France.com

France markets its interventionist free market

As the ink was drying Monday on a $65.5 billion merger deal promoted by the French government between Sanofi-Synthélabo and Aventis, the prime minister, Jean-Pierre Raffarin, took to the podium at his residence, where he had just met with a group of international businessmen.

Launching into a discussion of French competitiveness, Raffarin explained that France had become an exciting destination for foreign investment.

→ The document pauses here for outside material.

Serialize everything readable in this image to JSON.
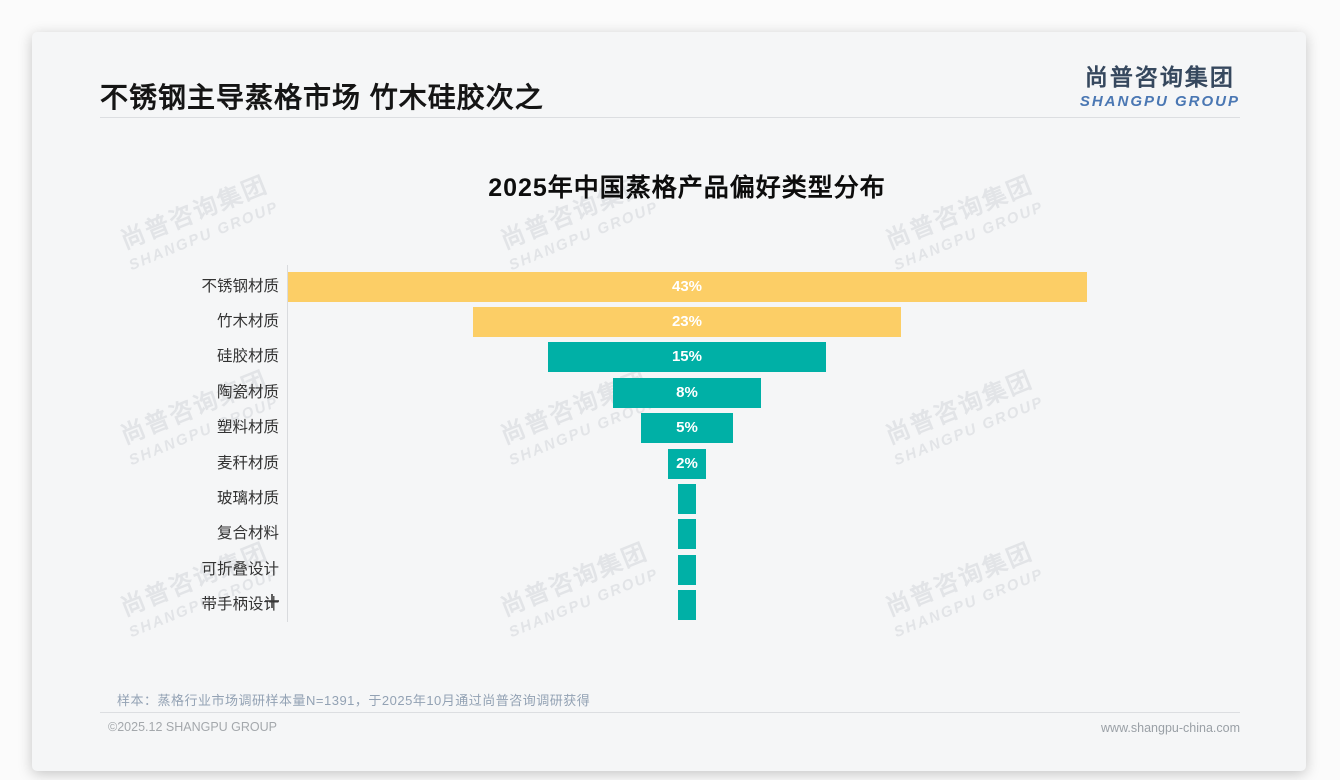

France, he said, was only misunderstood – so much so that the government was planning to begin an advertising campaign at the end of May to attract more foreign investors to the home of Bordeaux wine and high-speed trains. “France has changed,” was the central message of a nine-page PowerPoint presentation on the advertising strategy.

The timing, 24 hours after the French-German drug maker Aventis accepted a E55 billion takeover bid from Sanofi-Synthélabo under government pressure to create a French pharmaceutical champion, suggests that it may not have changed that much after all.

Capitalism à la française is alive and kicking, observers say.

The only thing that has changed is that nobody hides it anymore. Within minutes of announcing the ad campaign, aimed at luring companies from the United States, Japan and Germany to invest in France, Raffarin repeated that for the sake of having “powerful industrial sectors” in Europe, intervention could be justified.